Pelaku industri petrokimia pasti terdorong untuk meningkatkan kapasitas produksi dengan membangun pabrik methanol di lokasi yang berdekatan dengan sumber gas.
“Sekarang yang paling dekat dan potensial adalah Bintuni di Papua Barat. Sehabis itu ada Masela. Kondisi ini pasti mendorong investasi,” kata Suhat kepada Bisnis.com, Rabu (5/10/2016).
Direktur PT Pupuk Indonesia (Persero) Gusrizal mengatakan target harga gas US$3—US$4 per MMBTU di mulut sumur sangat membantu daya saing industri pupuk Indonesia.
Dia menjelaskan industri pupuk membutuhkan dukungan penurunan biaya produksi di saat pasar pupuk non-subsidi di Tnaah Air kebanjiran produk impor.
“Kami sangat mendukung dan berterima kasih pada perhatian pemerintah.
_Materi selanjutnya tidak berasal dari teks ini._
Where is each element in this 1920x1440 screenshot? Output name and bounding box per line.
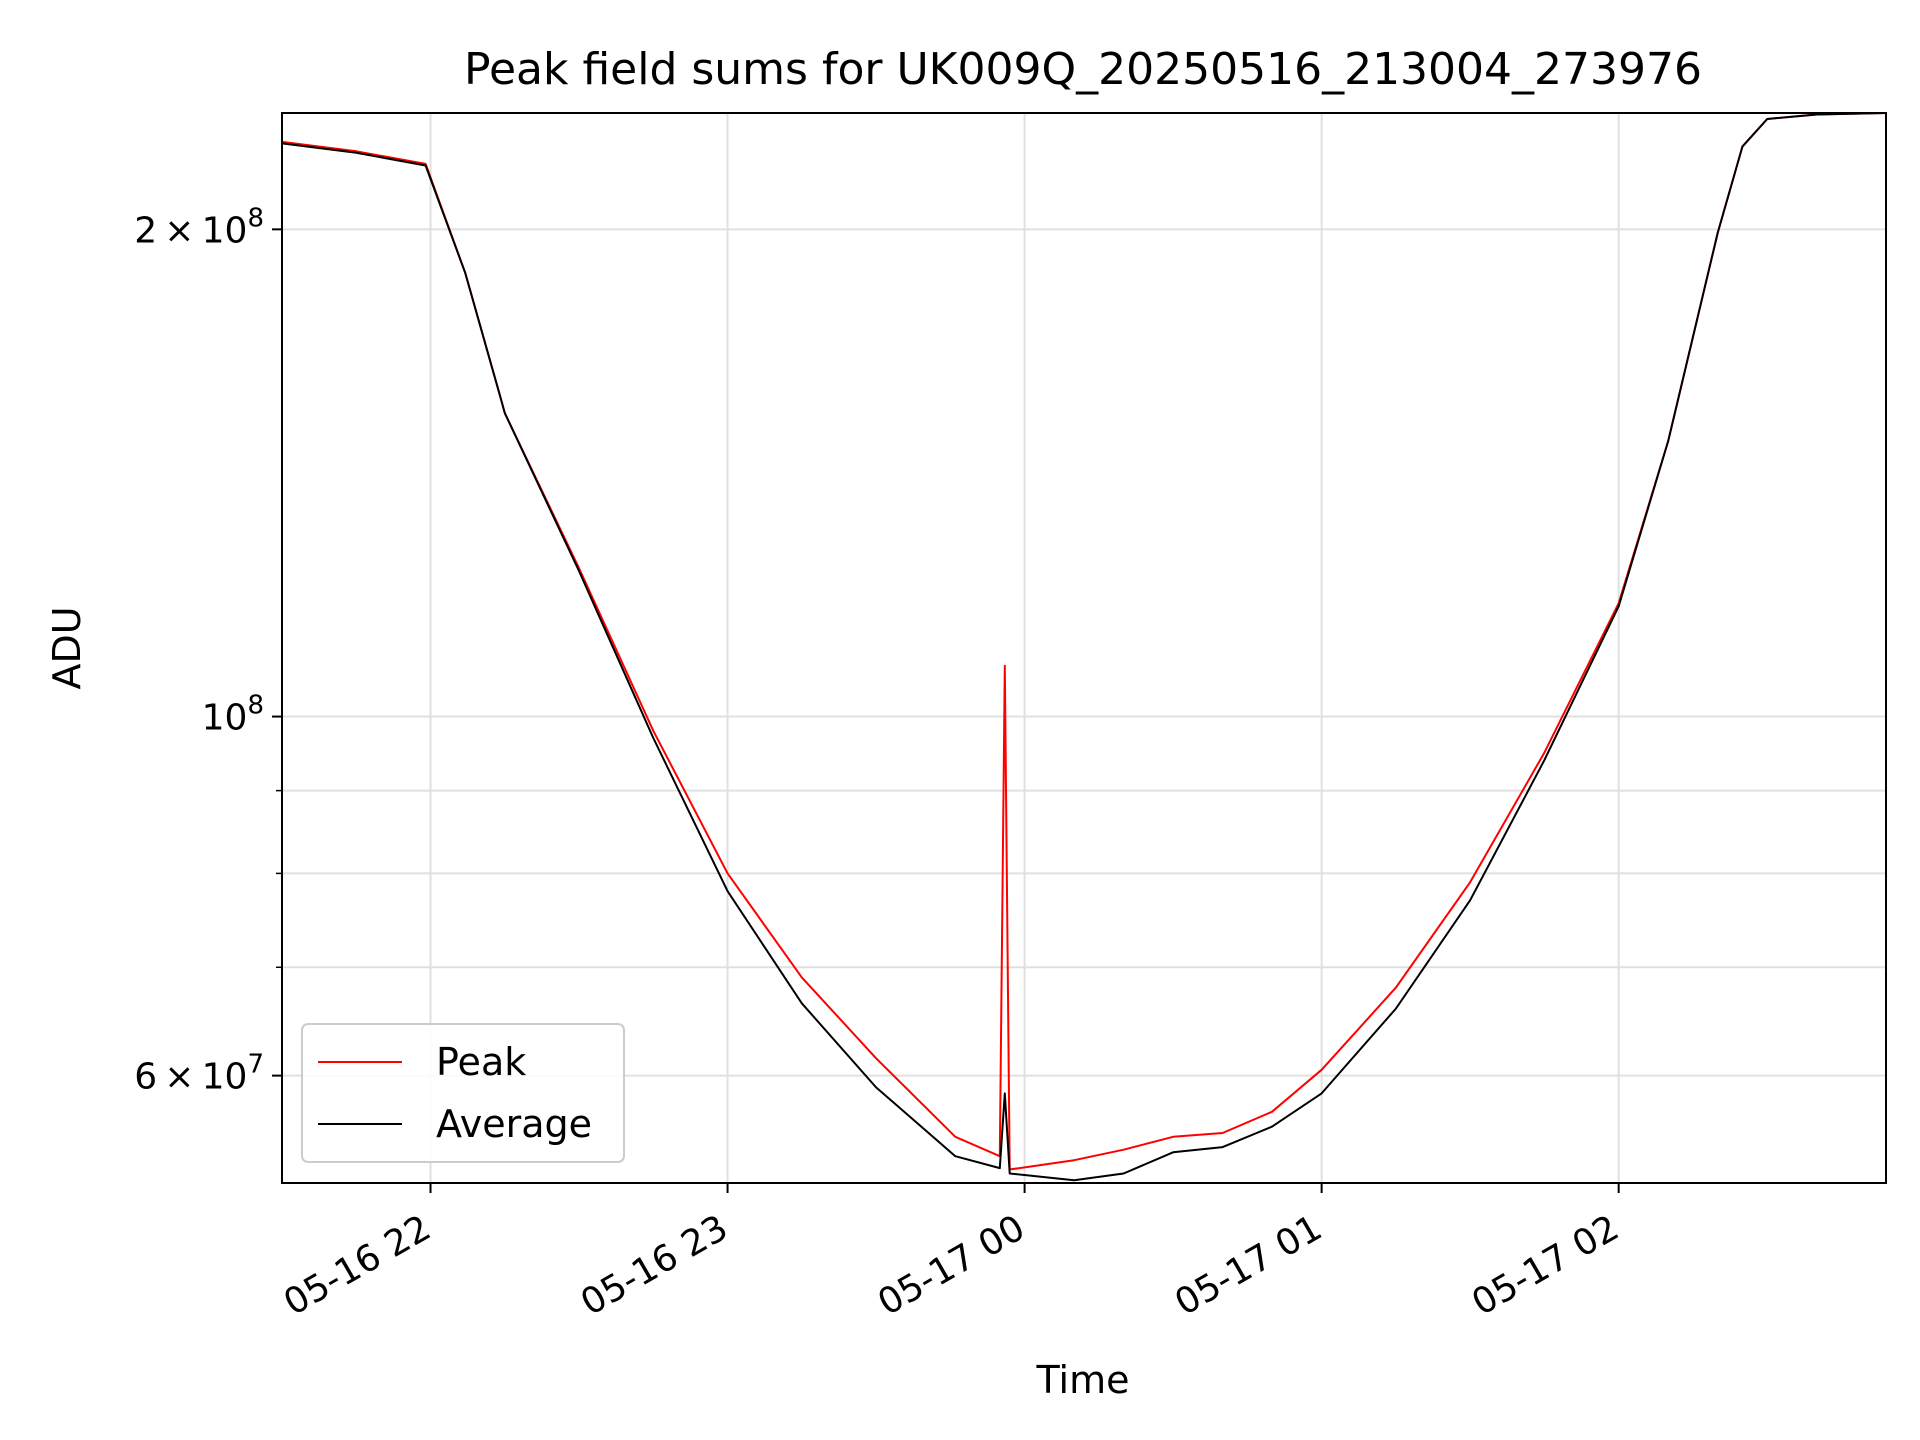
data-point-average xyxy=(726,890,729,893)
data-point-peak xyxy=(1320,1068,1323,1071)
data-point-peak xyxy=(1469,881,1471,884)
data-point-average xyxy=(1766,118,1768,120)
y-tick-label: 6 × 107 xyxy=(134,1050,264,1098)
data-point-peak xyxy=(1003,664,1006,667)
data-point-peak xyxy=(424,163,427,165)
data-point-average xyxy=(499,394,501,396)
data-point-average xyxy=(424,164,427,167)
data-point-average xyxy=(1008,1172,1011,1175)
y-tick-label: 2 × 108 xyxy=(134,203,264,251)
axes-frame xyxy=(281,112,1887,1184)
data-point-average xyxy=(503,412,506,414)
data-point-peak xyxy=(954,1135,957,1138)
data-point-peak xyxy=(726,872,729,875)
data-point-average xyxy=(1221,1146,1224,1148)
y-tick-label: 108 xyxy=(202,691,264,739)
data-point-average xyxy=(1073,1179,1075,1182)
x-axis-label: Time xyxy=(1036,1358,1130,1402)
data-point-peak xyxy=(652,729,655,732)
data-point-average xyxy=(1320,1092,1323,1095)
data-point-average xyxy=(1667,440,1669,442)
data-point-peak xyxy=(355,150,358,153)
grid xyxy=(282,113,1886,1183)
legend: Peak Average xyxy=(301,1023,625,1163)
y-axis-label: ADU xyxy=(45,606,89,689)
data-point-average xyxy=(1543,759,1546,761)
legend-label-peak: Peak xyxy=(436,1040,526,1084)
data-point-average xyxy=(1395,1007,1397,1010)
data-point-average xyxy=(1617,605,1620,608)
data-point-peak xyxy=(1122,1148,1125,1151)
data-point-average xyxy=(801,1002,803,1005)
data-point-peak xyxy=(1395,986,1397,989)
chart-title: Peak field sums for UK009Q_20250516_2130… xyxy=(464,44,1702,95)
data-point-peak xyxy=(1172,1135,1174,1138)
data-point-average xyxy=(652,737,655,739)
data-point-average xyxy=(1741,145,1744,148)
data-point-peak xyxy=(875,1057,877,1060)
data-point-average xyxy=(464,272,466,274)
data-point-average xyxy=(1469,899,1471,902)
data-point-average xyxy=(954,1155,957,1158)
data-point-average xyxy=(1815,113,1818,116)
data-point-average xyxy=(1271,1125,1273,1128)
legend-label-average: Average xyxy=(436,1102,592,1146)
data-point-peak xyxy=(1221,1132,1224,1134)
data-point-average xyxy=(999,1167,1001,1169)
data-point-average xyxy=(1122,1172,1125,1175)
data-point-average xyxy=(1003,1092,1006,1095)
data-point-average xyxy=(1172,1151,1174,1154)
data-point-peak xyxy=(1073,1159,1075,1161)
legend-box xyxy=(301,1023,625,1163)
data-point-peak xyxy=(801,976,803,979)
data-point-average xyxy=(355,152,358,154)
data-point-average xyxy=(578,570,580,572)
data-point-average xyxy=(875,1086,877,1089)
data-point-average xyxy=(1716,232,1719,234)
data-point-peak xyxy=(1271,1110,1273,1113)
data-point-peak xyxy=(1543,751,1546,754)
Dampaknya pasti bagus karena saat ini bisnis pupuk sedang sulit,” kata Gusrizal.
Menteri Perindustrian Airlangga Hartarto mengatakan target harga US$5—US$6 per MMBTU yang ditetapkan Presiden Jokowi adalah harga gas industri di ujung pipa distribusi.
Dia menjelaskan harga gas di mulu sumur harus berada di kisaran US$3—US$4 per MMBTU untuk mencapai target yang ditetapkan Presiden dalam rapat kabinet terbatas.
Perhitungan harga tersebut berdasarkan target pemangkasan biaya distribusi dan transportasi ke kisaran US$1,5—US$2 per MMBTU. “Arahan Presiden untuk harga gas di plant gate di bawah US$6 per MMBTU, artinya di well head antara US$3—US$4 per MMBTU,” kata Airlangga.